MG Rover Group’s Problems
The story does not end there. You see, the MG Rover Group was not very profitable. In fact, it was making some heavy losses. Even in its best year under the Phoenix Consortium ownership, the company made a loss of 80 million Euros. So obviously, even the consortium wanted none of it. A deal was to be done with the current owners of MG, (SAIC) back in 2004 itself. But they aborted the deal, after they were advised against it by the National Development And Reform Commission of China.
SAIC went ahead and bought the technical rights for manufacturing two cars that were manufactured by Rover (Rover 25, Rover 75). They could not get the rights for Rover, which was still owned by BMW at that time. However, later, SAIC set up a brand called Roewe, and sold an extended version of the Rover 75, called the Roewe 750. Things were not looking so well for the Rover group.

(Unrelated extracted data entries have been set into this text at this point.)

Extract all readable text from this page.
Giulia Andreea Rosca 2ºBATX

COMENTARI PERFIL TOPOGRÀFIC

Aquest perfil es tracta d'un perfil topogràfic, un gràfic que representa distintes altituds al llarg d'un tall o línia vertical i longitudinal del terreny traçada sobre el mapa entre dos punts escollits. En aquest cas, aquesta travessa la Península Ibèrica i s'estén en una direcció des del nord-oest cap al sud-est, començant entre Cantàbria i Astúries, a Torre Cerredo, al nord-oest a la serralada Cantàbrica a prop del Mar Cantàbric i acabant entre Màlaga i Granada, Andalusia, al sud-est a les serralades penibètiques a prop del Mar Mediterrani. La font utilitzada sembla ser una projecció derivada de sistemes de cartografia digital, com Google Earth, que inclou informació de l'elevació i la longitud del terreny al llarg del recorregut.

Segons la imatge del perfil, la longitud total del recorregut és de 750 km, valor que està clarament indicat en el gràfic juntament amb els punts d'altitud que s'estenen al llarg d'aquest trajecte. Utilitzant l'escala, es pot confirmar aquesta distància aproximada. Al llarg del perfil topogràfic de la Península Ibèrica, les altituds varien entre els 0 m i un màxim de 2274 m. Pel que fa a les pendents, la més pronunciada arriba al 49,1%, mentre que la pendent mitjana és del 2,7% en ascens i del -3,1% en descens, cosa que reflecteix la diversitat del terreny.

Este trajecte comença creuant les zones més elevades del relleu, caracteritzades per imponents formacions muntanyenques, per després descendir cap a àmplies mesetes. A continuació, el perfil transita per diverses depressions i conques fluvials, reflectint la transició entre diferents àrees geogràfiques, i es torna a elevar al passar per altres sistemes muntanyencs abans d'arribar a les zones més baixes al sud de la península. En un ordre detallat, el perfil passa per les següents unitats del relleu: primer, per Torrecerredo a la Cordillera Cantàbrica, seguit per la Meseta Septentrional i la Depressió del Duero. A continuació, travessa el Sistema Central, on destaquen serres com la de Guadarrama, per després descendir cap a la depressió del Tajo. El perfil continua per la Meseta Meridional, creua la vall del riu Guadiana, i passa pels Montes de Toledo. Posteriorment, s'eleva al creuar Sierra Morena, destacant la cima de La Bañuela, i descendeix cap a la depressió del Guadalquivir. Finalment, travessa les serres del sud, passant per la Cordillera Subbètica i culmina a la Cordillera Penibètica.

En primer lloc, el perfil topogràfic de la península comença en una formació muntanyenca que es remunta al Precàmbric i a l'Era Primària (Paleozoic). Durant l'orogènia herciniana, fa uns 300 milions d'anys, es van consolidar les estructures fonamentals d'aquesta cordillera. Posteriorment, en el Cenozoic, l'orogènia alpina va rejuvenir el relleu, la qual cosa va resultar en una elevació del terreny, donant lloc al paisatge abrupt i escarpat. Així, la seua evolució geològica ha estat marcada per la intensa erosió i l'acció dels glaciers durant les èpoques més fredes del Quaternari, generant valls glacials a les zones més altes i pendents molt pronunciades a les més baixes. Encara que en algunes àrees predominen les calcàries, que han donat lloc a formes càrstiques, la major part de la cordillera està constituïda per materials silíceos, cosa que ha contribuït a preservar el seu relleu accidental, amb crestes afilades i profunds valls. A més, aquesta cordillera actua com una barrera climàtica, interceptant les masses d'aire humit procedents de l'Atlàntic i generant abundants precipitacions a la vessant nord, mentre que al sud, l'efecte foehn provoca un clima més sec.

Ultimately, after several failed talks with the company, and even after some government intervention, the company was sold to another consortium led by the Nanjing Automobile Group. The final deal was for 60 million Euros, and Nanjing, later merged into SAIC. Because of the length of time this company was in administration, more than 30,000 jobs were lost. What is interesting is that, during this time, no British brand/holder was ready to invest. In the end, an American consortium, and Nanjing finished the deal.
The first MG branded car, the MG6 was under production in 2011, after 16 years. The MG brand we see now has actually been through this much, before it lies with SAIC. The company is now doing much better, and its venture into India has been successful too.